Un sopralluogo «dettato da una mia necessità scientifica», confida Posa, artefice di un’innovativa rilettura in chiave neuroscientifica dell’efferato omicidio del Sass Pinì, funzionale a interpretare il comportamento e le capacità cognitive, comportamentali e sociali e, perché no, di scrittura di Stefano Binda, ovvero di colui che la Procura Generale di Milano ha indagato e fatto arrestare ritenendolo l’assassino di Lidia Macchi. In altre parole, «ho provveduto a tracciare una ricostruzione dal punto di vista criminologico della scena del crimine, con l’aggiunta di dettagli non disponibili nel 1987». L’operazione sembra aver prodotto gli effetti sperati: «Dall’ispezione in prima persona ho potuto trarre valutazioni criminologiche a mio avviso molto utili, di cui ovviamente non è possibile parlare essendo ancora in fase di indagini».

È chiaro comunque che le valutazioni del dottor Posa confluiranno nel corpus via via sempre più voluminoso delle indagini condotte dal sostituto pg Manfredda e dal suo staff investigativo. Nemmeno per il criminologo della Procura Generale, così come era già successo per l’avvocato Daniele Pizzi, il legale della famiglia Macchi - al Sass Pinì per indagini investigative a febbraio e sabato scorso -, è stato facile individuare il punto esatto in cui tre ragazzi del gruppo di Cl di Varese scoprirono il cadavere della povera studentessa di Casbeno. «Avevo in mano le fotografie acquisite agli atti a suo tempo», racconta Posa. «Inoltre, mi sono procurato le immagini satellitari di fine anni Novanta (quando ancora la collina del Sass Pinì non era stata tagliata a metà dalla provinciale Cittiglio-Caravate, ndr) che ho installato sul mio iPhone e da lì sono partito alla ricerca del punto dove si è consumato l’evento delittuoso. Comunque non è stato facile trovare il luogo del delitto - delitto caratterizzato da una suggestiva sequenza di colpi a tripletta che denotano uno specifico stato psichiatrico dell’omicida -, perché tutto è cambiato e la vegetazione ha preso il sopravvento».

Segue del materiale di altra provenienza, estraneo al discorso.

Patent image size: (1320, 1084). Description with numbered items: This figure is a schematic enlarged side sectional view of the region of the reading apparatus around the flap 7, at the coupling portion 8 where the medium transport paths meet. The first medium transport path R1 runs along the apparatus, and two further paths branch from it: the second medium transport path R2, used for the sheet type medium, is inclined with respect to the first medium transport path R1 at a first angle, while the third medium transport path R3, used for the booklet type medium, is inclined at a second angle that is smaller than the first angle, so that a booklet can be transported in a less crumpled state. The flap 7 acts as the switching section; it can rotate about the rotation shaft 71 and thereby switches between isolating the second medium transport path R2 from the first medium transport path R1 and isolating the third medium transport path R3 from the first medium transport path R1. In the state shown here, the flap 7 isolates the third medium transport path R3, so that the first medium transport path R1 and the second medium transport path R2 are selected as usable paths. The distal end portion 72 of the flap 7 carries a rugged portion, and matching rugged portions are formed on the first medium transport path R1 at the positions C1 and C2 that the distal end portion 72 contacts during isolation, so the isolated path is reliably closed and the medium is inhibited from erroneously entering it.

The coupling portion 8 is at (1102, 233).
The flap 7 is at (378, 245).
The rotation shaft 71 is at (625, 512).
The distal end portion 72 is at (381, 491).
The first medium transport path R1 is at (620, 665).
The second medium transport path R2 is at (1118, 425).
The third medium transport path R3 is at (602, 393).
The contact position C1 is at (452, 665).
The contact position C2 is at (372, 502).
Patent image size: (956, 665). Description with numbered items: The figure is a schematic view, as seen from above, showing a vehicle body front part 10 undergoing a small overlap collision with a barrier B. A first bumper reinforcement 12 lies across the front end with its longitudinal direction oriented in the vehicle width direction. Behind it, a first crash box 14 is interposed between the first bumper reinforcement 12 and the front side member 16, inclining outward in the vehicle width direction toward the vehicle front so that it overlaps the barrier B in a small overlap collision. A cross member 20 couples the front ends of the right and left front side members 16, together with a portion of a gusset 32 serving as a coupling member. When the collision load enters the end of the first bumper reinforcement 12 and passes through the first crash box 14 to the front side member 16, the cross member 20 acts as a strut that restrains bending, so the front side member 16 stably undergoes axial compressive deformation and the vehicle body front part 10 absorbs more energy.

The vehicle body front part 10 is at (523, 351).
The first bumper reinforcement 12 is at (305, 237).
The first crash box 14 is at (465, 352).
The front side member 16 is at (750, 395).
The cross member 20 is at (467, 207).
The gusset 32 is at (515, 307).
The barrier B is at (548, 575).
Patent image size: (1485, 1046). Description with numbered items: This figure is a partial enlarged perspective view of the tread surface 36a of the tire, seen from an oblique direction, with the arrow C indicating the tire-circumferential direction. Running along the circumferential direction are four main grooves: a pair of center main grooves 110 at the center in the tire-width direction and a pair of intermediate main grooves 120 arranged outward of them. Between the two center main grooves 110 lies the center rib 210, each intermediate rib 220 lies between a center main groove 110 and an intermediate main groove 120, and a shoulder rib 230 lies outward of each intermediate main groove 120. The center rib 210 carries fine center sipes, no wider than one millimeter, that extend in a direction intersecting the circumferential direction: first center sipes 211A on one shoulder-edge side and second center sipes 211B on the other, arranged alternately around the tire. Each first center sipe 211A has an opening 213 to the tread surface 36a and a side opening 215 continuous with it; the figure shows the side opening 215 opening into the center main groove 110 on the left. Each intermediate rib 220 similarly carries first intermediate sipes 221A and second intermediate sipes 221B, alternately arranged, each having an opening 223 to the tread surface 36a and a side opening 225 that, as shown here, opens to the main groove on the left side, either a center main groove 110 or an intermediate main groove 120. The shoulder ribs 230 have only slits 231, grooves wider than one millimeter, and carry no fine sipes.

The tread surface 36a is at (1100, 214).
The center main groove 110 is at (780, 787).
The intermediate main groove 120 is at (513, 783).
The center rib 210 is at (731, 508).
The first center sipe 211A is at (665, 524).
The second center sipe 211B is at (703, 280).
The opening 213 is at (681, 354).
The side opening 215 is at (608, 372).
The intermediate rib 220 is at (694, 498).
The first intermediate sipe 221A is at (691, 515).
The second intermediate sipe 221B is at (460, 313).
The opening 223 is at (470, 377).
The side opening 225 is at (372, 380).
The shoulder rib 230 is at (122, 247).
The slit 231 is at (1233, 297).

Perché recarsi al Sas Pinì anche di notte? «Non dimentichiamoci che il delitto fu consumato a luce notturna», precisa il criminologo varesino. Per poi proseguire: «Volevo accertare di persona l’attendibilità di alcune visioni evocate dallo scritto anonimo ricevuto dalla famiglia Macchi (la poesia “in morte di un’amica” ora attribuita da una perizia grafologica a Binda, ndr). Visioni che riportano a una certa oscurità, ma anche a un’apertura del cielo, di cui ho voluto verificare la proiezione. Inoltre, l’accertamento è stato utile per determinare l’esatta posizione geografica e lo stato dell’umidità e della temperatura notturna in periodo invernale».